On nous reproche de nous répéter; que faire d’autre pourtant que de condamner encore et encore la consommation effrénée de la viande et les dégradations multiples qui en résultent : faim dans le monde, pollution de l’air, de l’eau, de la terre, etc. Même les medias les plus frileux se font désormais le relais des organisations humanitaires, environnementales, et des associations de protection des animaux qui dénoncent inlassablement le saccage du vivant.

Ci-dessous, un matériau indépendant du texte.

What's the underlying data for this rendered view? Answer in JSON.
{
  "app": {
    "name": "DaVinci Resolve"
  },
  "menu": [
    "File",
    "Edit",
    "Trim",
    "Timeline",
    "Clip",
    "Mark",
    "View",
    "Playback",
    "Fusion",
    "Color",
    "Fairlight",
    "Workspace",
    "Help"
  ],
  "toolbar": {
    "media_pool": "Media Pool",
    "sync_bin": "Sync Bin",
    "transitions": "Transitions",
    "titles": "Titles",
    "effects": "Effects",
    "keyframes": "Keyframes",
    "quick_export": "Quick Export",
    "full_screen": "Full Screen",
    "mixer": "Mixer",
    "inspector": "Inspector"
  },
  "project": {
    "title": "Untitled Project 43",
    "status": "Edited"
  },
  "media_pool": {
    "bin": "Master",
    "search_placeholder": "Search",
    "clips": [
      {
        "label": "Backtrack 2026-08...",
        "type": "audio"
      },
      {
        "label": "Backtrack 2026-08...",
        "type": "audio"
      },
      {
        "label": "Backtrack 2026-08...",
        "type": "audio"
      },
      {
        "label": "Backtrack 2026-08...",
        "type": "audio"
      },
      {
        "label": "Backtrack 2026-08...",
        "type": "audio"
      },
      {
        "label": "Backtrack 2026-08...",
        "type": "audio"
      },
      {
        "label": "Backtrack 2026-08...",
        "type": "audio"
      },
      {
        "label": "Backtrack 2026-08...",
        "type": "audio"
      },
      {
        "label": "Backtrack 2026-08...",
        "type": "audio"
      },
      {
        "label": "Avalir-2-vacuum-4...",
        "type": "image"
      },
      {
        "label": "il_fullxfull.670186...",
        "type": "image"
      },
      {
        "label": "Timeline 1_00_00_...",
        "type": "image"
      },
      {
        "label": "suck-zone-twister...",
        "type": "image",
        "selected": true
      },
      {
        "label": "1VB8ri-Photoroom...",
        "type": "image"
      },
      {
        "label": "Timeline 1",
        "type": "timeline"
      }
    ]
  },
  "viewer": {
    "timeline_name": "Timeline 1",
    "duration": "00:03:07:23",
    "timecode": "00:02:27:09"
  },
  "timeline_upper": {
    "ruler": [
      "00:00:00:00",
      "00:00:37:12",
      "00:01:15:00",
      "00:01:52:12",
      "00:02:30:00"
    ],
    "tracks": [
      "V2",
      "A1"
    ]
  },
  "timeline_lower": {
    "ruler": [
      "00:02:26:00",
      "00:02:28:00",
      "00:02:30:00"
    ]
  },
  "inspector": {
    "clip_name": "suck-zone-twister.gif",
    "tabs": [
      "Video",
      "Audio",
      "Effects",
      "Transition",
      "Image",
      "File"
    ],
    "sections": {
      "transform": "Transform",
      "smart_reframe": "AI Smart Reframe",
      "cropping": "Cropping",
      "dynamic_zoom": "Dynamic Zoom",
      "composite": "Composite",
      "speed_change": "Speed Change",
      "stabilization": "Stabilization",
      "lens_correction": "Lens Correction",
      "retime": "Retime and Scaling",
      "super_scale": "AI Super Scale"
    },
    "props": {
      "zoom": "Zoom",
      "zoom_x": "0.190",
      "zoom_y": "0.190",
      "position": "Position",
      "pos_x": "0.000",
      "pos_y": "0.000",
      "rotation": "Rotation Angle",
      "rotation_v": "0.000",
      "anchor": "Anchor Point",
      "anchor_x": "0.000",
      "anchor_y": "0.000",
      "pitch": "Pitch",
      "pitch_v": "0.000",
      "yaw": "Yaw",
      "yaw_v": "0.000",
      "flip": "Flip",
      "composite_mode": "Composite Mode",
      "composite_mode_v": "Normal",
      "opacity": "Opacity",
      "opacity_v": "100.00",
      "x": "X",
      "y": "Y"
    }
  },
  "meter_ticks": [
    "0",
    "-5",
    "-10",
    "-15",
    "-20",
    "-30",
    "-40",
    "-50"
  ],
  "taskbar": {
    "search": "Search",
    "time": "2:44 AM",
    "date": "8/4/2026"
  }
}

A lire les annonces qui fleurissent dans nos journaux, on se demande si  nos campagnes d'information ont un effet véritable : dans les supermarchés, on ne compte plus les actions des volailles et les promotions de viandes bon marché en provenance des pays de l'est, du Brésil. Il n'est pourtant plus possible d’ignorer les terribles conditions de détention des animaux dans les élevages industriels où souffre « la viande » bon marché, ni les méthodes barbares de fabrication du foie gras, produit néo-mystique sans lequel certaines personnes ne sauraient envisager un repas de Noël et de l'An Nouveau.
Avons-nous donc perdu la bataille pour la protection des animaux ? Pour ma part, j’ai souvent l’impression de ressembler à un personnage de Cervantès... Mais, comme le disait Edmond Kaiser, fondateur de Terre des Hommes et de Sentinelles : "désespérés plutôt que las" il nous incombe de continuer notre combat,  juste et nécessaire. Les carnivores DOIVENT SAVOIR quelles souffrances ils infligent aux animaux quand ils mangent de la viande.
Méditons l'exemple de Tolstoï, végétarien convaincu, qui, las des moqueries de ses convives, avait attachés une dinde, un faisan, un canard, une poule, à la chaise  de  chacun, ainsi qu’un couteau, afin que ses hôtes aient le loisir de tuer elles-mêmes leur plat carné.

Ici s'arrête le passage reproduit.